U.S. distillate inventories probably increased 1.5 million barrels in the week ended Dec. 7, according to the median estimate of seven analysts surveyed by Bloomberg before tomorrow’s Energy Department report. Gasoline supplies may have gained 2 million barrels to 214.1 million. Crude stockpiles are expected to have shrunk 2.5 million barrels as refineries boosted fuel production, the survey showed.
The American Petroleum Institute in Washington will release separate inventory data today. The industry group collects stockpile information on a voluntary basis from operators of refineries, bulk terminals and pipelines. The government requires that reports be filed with the Energy Department for its weekly survey.
OPEC, which supplies about 40 percent of the world’s crude, is expected to maintain its output quota at 30 million barrels a day at its meeting tomorrow, according to a Bloomberg survey of 18 analysts published last week. The group will release its monthly oil market report at about midday today.
“My expectations are for oil to hold” at about $85 a barrel, said Jonathan Barratt, the chief executive officer of Barratt’s Bulletin, a commodity newsletter in Sydney. “We may see some rhetoric come out of OPEC that will support prices, but I don’t think they will change the quota.”

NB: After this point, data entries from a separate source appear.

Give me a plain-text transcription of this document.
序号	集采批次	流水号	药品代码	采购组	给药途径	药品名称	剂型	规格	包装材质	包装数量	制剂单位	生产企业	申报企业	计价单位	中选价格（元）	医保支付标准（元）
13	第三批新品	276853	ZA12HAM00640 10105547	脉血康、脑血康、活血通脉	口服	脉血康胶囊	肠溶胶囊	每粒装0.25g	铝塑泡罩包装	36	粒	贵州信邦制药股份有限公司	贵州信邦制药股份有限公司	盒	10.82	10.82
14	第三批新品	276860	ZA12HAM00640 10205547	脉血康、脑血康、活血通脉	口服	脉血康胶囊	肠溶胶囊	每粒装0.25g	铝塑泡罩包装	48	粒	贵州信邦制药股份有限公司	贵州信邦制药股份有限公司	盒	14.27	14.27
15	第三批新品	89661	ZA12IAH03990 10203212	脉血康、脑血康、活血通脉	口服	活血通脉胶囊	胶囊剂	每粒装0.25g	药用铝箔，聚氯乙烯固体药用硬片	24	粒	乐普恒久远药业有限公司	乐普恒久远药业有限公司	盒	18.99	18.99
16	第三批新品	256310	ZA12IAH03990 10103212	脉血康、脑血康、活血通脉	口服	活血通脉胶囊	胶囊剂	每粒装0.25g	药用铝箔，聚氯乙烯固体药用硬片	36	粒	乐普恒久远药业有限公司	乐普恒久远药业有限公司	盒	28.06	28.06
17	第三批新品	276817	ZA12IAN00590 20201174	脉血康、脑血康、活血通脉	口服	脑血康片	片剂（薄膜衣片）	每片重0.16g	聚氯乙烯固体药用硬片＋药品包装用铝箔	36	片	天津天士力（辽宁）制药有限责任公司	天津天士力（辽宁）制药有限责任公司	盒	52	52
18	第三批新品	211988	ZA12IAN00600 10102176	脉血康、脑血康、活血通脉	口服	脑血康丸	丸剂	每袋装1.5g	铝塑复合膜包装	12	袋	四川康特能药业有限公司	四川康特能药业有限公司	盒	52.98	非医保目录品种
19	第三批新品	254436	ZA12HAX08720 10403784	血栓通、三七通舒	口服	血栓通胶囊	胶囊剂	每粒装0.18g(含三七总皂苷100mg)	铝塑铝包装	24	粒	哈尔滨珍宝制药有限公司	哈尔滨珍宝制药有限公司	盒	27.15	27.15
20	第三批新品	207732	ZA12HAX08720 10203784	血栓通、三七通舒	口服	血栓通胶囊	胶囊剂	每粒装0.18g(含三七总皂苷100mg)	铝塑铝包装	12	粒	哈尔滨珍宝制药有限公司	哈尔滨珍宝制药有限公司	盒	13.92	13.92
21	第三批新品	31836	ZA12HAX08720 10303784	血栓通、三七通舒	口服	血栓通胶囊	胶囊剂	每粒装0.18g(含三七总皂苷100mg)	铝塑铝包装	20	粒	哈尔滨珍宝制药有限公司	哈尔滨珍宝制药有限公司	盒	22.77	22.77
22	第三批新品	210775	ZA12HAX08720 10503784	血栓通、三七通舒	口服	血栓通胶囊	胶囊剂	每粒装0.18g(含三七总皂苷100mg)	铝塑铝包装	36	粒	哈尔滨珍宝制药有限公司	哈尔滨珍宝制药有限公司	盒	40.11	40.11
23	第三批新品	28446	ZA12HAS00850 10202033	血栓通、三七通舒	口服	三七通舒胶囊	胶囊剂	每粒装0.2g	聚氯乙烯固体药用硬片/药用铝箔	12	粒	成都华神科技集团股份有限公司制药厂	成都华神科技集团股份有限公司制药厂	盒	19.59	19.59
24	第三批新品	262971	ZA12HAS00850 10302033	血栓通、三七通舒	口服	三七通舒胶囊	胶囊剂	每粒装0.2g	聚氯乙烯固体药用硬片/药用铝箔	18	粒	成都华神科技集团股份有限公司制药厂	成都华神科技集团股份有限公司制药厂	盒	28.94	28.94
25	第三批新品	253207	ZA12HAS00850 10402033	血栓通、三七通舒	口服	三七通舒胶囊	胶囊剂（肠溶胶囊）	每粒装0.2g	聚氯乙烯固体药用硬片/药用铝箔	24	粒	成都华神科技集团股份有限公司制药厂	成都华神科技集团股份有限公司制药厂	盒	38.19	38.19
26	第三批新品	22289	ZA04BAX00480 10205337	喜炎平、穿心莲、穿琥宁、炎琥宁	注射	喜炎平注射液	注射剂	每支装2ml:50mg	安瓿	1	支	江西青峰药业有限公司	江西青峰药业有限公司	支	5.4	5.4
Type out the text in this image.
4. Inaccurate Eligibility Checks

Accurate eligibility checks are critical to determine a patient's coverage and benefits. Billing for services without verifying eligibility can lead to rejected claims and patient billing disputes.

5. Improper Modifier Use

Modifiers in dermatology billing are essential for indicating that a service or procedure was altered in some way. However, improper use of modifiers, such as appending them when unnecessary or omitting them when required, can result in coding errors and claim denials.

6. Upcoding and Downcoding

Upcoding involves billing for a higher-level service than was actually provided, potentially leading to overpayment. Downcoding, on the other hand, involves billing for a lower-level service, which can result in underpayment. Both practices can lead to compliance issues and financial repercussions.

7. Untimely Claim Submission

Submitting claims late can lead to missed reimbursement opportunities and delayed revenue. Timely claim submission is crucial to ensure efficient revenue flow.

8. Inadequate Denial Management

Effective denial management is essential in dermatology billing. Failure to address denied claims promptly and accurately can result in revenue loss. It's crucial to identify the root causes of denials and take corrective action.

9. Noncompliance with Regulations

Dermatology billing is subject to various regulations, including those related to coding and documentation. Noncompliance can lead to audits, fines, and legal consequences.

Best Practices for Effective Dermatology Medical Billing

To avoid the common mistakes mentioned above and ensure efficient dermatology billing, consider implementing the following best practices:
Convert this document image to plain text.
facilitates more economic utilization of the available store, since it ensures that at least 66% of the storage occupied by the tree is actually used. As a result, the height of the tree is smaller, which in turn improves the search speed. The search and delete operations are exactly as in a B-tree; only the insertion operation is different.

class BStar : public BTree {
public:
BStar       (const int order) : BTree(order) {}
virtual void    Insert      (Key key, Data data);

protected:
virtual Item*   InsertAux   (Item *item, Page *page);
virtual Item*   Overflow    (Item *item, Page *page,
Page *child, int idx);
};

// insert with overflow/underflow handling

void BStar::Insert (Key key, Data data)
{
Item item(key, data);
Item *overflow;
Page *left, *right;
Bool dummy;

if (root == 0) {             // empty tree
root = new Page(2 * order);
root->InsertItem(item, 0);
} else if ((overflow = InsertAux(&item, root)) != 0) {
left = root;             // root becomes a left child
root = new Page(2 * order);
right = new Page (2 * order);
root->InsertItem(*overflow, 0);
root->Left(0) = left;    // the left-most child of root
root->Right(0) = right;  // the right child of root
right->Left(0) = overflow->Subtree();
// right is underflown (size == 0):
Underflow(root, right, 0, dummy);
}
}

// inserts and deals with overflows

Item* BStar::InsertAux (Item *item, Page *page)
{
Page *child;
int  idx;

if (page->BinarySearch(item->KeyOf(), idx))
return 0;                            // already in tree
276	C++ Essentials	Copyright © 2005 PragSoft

Saudi Arabia and other Gulf nations increased output this year to replace volumes lost from Iran, whose exports have been curbed by U.S. and European Union sanctions, relegating it from the rank of OPEC’s second-largest producer.
The 12-member group last month estimated demand for its crude at 29.72 million barrels a day in 2013, an assessment reaffirmed yesterday by a subcommittee in Vienna. The International Energy Agency in Paris on Nov. 13 predicted the so-called “call on OPEC” at 29.8 million barrels.
OPEC may temporarily extend the role of Secretary General Abdalla El-Badri as talks on a successor remain in deadlock, according to two people familiar with the matter. The meeting is scheduled to select a replacement for the Libyan, whose second three-year term ends Dec. 31.